Villa Schweppes : Aujourd’hui on te voit comme l’un des portes-drapeaux du rap belge, avec Damso. Vous êtes connectés ?
Hamza : Tu peux ajouter Jones Cruipy à la liste. Il est très chaud. Pour répondre à ta question, oui. On se connaît tous. Bruxelles c’est petit. On a prévu de faire des trucs ensemble… C’est comme ça qu’on créera un vrai game de toute façon.

Hamza : “On doit faire les choses bien pour figurer sur cette putain de carte”.
Villa Schweppes : On souligne souvent les similitudes culturelles qu’à la Belgique avec la France, mais il y a aussi des différences, qui font que la Belgique a une identité à part entière.
Hamza : Oui, on peut commencer par exemple par le fait que la Belgique soit un pays multilingue.
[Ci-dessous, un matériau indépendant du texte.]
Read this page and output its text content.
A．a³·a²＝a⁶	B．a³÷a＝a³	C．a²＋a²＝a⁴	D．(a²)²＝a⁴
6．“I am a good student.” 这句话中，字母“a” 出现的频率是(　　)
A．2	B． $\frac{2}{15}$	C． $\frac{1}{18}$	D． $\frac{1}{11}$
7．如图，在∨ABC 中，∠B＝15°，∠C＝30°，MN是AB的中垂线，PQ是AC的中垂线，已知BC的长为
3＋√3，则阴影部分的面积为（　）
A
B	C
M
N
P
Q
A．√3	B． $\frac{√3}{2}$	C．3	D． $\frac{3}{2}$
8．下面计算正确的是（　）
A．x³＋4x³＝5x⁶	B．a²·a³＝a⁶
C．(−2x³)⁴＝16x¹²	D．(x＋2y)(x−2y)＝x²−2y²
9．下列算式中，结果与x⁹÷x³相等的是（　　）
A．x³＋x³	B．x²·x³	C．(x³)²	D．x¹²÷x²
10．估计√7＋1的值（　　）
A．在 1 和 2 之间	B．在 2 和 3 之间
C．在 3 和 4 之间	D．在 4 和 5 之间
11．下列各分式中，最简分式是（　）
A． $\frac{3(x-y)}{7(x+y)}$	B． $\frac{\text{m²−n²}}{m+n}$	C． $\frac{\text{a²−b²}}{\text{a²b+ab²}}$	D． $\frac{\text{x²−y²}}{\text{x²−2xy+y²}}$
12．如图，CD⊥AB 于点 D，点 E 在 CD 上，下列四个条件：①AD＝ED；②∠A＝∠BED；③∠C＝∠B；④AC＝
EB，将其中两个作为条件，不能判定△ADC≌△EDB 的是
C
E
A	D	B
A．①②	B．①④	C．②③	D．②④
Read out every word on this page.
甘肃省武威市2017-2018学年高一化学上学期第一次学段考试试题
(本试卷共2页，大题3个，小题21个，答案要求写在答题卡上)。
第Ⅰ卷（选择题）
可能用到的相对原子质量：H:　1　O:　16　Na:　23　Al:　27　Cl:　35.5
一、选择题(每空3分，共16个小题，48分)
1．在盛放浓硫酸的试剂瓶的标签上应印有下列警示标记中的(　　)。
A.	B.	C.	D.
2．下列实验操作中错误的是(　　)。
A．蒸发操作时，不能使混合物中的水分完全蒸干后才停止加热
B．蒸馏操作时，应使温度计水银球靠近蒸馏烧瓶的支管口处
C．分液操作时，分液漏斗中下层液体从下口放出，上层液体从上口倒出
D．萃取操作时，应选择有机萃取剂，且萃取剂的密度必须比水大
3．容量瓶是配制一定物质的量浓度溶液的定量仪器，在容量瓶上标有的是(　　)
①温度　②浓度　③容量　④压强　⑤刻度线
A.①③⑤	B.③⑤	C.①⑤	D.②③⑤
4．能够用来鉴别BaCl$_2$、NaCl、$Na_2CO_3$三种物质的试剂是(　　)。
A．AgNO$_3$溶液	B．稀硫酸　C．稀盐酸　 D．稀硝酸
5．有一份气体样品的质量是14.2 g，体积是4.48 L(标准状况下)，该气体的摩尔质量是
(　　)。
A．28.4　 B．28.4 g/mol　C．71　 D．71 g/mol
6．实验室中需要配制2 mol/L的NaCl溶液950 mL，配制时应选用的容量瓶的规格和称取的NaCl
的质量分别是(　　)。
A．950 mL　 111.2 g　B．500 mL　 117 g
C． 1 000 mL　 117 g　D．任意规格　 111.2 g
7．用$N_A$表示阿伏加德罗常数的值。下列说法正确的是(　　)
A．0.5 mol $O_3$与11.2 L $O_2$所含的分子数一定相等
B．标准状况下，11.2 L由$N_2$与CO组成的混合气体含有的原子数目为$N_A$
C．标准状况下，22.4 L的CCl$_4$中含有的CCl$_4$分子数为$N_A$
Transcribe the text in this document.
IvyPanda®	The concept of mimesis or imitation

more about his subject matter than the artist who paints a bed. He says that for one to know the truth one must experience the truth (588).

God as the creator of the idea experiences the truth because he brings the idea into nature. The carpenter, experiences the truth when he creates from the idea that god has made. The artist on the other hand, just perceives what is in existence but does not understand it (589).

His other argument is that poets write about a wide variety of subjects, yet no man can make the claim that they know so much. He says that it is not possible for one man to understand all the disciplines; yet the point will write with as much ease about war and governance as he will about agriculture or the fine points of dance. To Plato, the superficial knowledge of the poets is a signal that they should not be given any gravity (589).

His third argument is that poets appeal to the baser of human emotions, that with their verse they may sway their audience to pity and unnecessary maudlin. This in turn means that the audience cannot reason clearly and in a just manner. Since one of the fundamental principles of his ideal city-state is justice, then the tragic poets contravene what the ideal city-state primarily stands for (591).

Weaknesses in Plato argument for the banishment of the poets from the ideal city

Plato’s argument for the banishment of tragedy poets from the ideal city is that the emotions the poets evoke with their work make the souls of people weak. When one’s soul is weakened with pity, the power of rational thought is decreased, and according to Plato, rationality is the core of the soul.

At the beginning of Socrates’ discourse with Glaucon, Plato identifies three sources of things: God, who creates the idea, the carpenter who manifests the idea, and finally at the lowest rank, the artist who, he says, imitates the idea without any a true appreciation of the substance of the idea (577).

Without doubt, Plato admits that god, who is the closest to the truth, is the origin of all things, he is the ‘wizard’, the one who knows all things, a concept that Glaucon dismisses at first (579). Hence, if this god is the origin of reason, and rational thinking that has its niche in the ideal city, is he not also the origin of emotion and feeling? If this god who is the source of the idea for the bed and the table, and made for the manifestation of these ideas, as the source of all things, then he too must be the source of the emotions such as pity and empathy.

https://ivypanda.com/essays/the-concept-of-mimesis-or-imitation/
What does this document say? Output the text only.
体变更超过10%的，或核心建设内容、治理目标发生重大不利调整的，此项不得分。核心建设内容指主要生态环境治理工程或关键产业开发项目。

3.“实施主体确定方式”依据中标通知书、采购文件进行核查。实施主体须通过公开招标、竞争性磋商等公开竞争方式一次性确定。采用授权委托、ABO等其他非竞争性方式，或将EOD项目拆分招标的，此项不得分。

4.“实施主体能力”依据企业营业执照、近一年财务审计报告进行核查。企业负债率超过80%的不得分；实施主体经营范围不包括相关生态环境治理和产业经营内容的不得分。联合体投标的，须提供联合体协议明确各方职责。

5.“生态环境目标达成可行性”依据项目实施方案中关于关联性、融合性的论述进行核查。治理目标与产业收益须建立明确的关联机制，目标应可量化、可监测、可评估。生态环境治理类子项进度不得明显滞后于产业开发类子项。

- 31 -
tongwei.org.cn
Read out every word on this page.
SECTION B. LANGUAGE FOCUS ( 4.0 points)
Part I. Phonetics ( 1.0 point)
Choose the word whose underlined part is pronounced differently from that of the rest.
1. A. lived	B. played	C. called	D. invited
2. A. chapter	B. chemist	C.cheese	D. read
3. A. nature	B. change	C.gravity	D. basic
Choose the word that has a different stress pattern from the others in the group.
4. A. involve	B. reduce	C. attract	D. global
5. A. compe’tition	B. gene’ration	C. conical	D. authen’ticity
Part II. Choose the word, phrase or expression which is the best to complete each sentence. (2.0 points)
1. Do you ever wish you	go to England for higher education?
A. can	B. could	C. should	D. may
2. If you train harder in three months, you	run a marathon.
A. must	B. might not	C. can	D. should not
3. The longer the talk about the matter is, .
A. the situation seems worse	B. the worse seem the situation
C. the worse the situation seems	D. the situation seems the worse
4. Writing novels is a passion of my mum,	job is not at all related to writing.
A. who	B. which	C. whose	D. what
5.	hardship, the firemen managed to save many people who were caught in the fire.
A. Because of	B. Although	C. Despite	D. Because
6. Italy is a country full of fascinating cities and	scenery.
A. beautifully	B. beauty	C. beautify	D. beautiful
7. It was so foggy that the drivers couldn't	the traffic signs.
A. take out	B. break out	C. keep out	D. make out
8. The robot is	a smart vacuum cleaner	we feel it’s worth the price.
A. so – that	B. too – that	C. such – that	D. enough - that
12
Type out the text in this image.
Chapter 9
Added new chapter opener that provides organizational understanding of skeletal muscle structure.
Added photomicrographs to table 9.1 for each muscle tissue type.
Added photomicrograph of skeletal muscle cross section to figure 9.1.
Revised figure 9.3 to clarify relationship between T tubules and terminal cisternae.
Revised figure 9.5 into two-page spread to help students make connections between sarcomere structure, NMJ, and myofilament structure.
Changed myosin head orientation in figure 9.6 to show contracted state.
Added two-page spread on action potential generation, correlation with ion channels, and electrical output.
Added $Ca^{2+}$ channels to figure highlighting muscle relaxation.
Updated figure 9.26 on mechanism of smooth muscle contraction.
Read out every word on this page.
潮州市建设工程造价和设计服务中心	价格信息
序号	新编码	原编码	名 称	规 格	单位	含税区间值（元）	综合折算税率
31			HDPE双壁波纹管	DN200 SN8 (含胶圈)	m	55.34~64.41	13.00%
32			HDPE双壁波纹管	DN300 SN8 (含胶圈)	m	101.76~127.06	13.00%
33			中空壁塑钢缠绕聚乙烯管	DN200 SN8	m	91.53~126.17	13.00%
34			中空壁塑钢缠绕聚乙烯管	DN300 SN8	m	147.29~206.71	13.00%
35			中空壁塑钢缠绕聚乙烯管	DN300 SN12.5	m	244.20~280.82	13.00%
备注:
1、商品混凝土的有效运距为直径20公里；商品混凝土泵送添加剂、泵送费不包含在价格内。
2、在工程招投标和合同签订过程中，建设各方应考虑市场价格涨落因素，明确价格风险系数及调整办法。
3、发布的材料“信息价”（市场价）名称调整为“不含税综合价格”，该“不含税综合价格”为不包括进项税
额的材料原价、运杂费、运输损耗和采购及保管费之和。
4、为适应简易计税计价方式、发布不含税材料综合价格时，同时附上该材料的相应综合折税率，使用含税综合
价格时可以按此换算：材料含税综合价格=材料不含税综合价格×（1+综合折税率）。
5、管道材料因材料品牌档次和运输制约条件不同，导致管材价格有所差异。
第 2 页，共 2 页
Beaucoup sont néerlandophones, beaucoup sont aussi francophones. Ce mélange fait qu’on a quelque chose qui au final est très anglo-saxon. On se sent proches de cette culture.
Villa Schweppes : Et pour le coup, ça ne t’ai jamais venu à l’esprit de rapper en flamand, toi qui est néerlandophone ?
Hamza : (rires) non jamais ! Le truc c’est que tu ne parles pas à assez de monde en fait : il y a la Belgique, la Hollande et allez, une partie de l’Afrique du Sud… mais c’est tout.
Villa Schweppes : On voit Toronto comme une espéce d’antichambre de la musique américaine, là où se concentrent beaucoup de talents. En est-il de même pour Bruxelles et l’Europe ?
Hamza : On verra ! Beaucoup disent ça, c’est flatteur. A nous d’essayer de faire les choses bien pour figurer sur cette putain de carte. Artistiquement, c’est déjà le cas, après, il faut que le reste suive : les labels etc… On est un peu victime d’une certaine logique implacable, qui fait qu’on est parfois limités. En tout cas artistiquement, quelque chose se passe, c’est indéniable et pas que dans le rap.

Hamza : “On doit faire les choses bien pour figurer sur cette putain de carte.”